If the court had issued the decrees today, to apply at once the just principle which its unanimous decision expressed, it would have been possible for three million Negro children to enter integrated schools in 17 states and the District of Columbia in September. As it now stands, these children must wait at least another year before the full force of the supreme law of the country is felt.
However, in those states where the progressive people’s organizations are strongest—the NAACP, the unions, etc.—it may be possible for them to persuade the state and local governments to act to end Jim Crow schools even before the high tribunal’s decrees are issued.
The Brown case came before the court after parents of Negro children in four states and D.C. filed action demanding that their children be admitted to lily white schools in their immediate neighborhoods. The states in which these cases originated are Kansas, South Carolina, Virginia, and Delaware.
There are 17 states and the District of Columbia which have laws requiring segregation in public education. During the arguments before the court, attorneys for the parents estimated that 10 million of the 15 million Negroes in this country live in these states. There are also three states—New Mexico, Wyoming, and Kansas—where Jim Crow schools are permitted [but not mandated].
The effect of the court decision, it was said, will be to notify these 20 states that they must proceed at once to integrate their school systems.
Gov. William B. Umstead of North Carolina said he is “terribly disappointed” at the court’s action but would comment no further until he has read the decision.
That line was taken by most other officials of high rank, such as Gov. Johnston Murray of Oklahoma, who said he plans no special session of the legislature immediately to discuss the issue. In Louisiana, the only Southern state with a legislature in session, Rep. Gilbert Faulk said he feels the assembly “should take immediate steps to counteract it.” In Clarendon County, S.C., where one of the cases involved in today’s action originated, school superintendent L.B. McCord said he feels “the time is not right” for mixed schools.
Several state legislatures, anticipating such a decision, moved as early as 1951 to preserve segregation practices regardless of the action.
The suggestion was made that South Carolina abolish the public school system and turn it over to the churches to operate on a subsidized and segregated basis. Church leaders said they would be reluctant to get involved.

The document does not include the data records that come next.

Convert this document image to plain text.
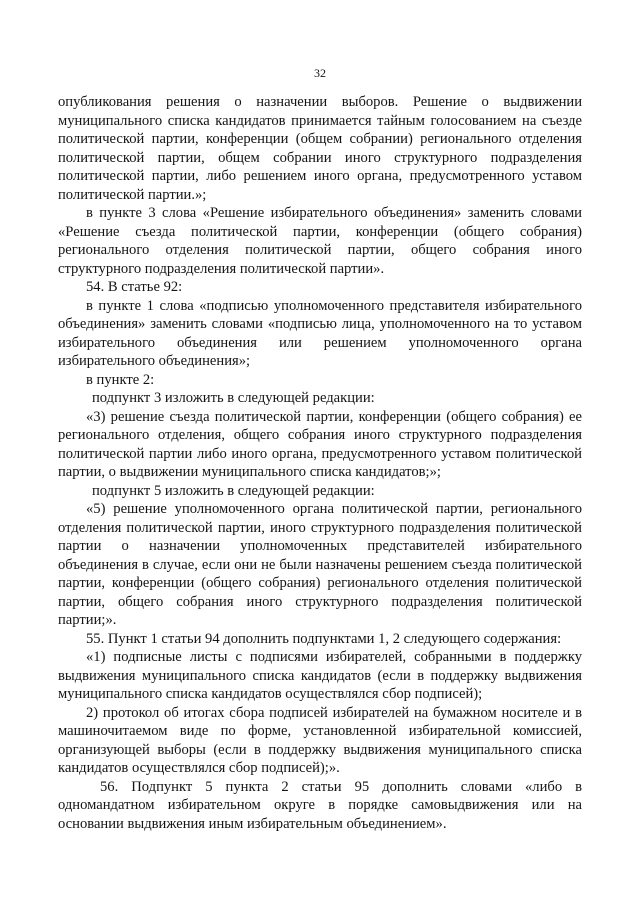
32

опубликования решения о назначении выборов. Решение о выдвижении муниципального списка кандидатов принимается тайным голосованием на съезде политической партии, конференции (общем собрании) регионального отделения политической партии, общем собрании иного структурного подразделения политической партии, либо решением иного органа, предусмотренного уставом политической партии.»;

в пункте 3 слова «Решение избирательного объединения» заменить словами «Решение съезда политической партии, конференции (общего собрания) регионального отделения политической партии, общего собрания иного структурного подразделения политической партии».

54. В статье 92:

в пункте 1 слова «подписью уполномоченного представителя избирательного объединения» заменить словами «подписью лица, уполномоченного на то уставом избирательного объединения или решением уполномоченного органа избирательного объединения»;

в пункте 2:

подпункт 3 изложить в следующей редакции:

«3) решение съезда политической партии, конференции (общего собрания) ее регионального отделения, общего собрания иного структурного подразделения политической партии либо иного органа, предусмотренного уставом политической партии, о выдвижении муниципального списка кандидатов;»;

подпункт 5 изложить в следующей редакции:

«5) решение уполномоченного органа политической партии, регионального отделения политической партии, иного структурного подразделения политической партии о назначении уполномоченных представителей избирательного объединения в случае, если они не были назначены решением съезда политической партии, конференции (общего собрания) регионального отделения политической партии, общего собрания иного структурного подразделения политической партии;».

55. Пункт 1 статьи 94 дополнить подпунктами 1, 2 следующего содержания:

«1) подписные листы с подписями избирателей, собранными в поддержку выдвижения муниципального списка кандидатов (если в поддержку выдвижения муниципального списка кандидатов осуществлялся сбор подписей);

2) протокол об итогах сбора подписей избирателей на бумажном носителе и в машиночитаемом виде по форме, установленной избирательной комиссией, организующей выборы (если в поддержку выдвижения муниципального списка кандидатов осуществлялся сбор подписей);».

56. Подпункт 5 пункта 2 статьи 95 дополнить словами «либо в одномандатном избирательном округе в порядке самовыдвижения или на основании выдвижения иным избирательным объединением».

In Georgia, the legislature incorporated in the present appropriations act a provision that all state funds will be automatically cut off from any non-segregated school. Lt. Gov Marvin Griffin, who will be a candidate for the governorship this year, said that so long as he holds public office in the state, “I will maintain segregation in the schools and the races will not be mixed, come hell or high water.”
In Mississippi, the legislature passed a bill designed to maintain segregation regardless of the court decision…. [It] authorized appointment of a study committee to find ways of maintaining segregation and making recommendations to the assembly….
Walter White, president of the NAACP, commented on the ruling: “As Joe Louis would say, I’m glad we won.” CIO President Walter Reuther termed the decision a “heart-warming reaffirmation of democratic principles.” AFL President George Meany greeted the decision as “keeping with what we feel is the American way of life.”
“It’s a matter of simple justice,” he said, “restating the sound principle that in our country there must be no discrimination of creed or color.”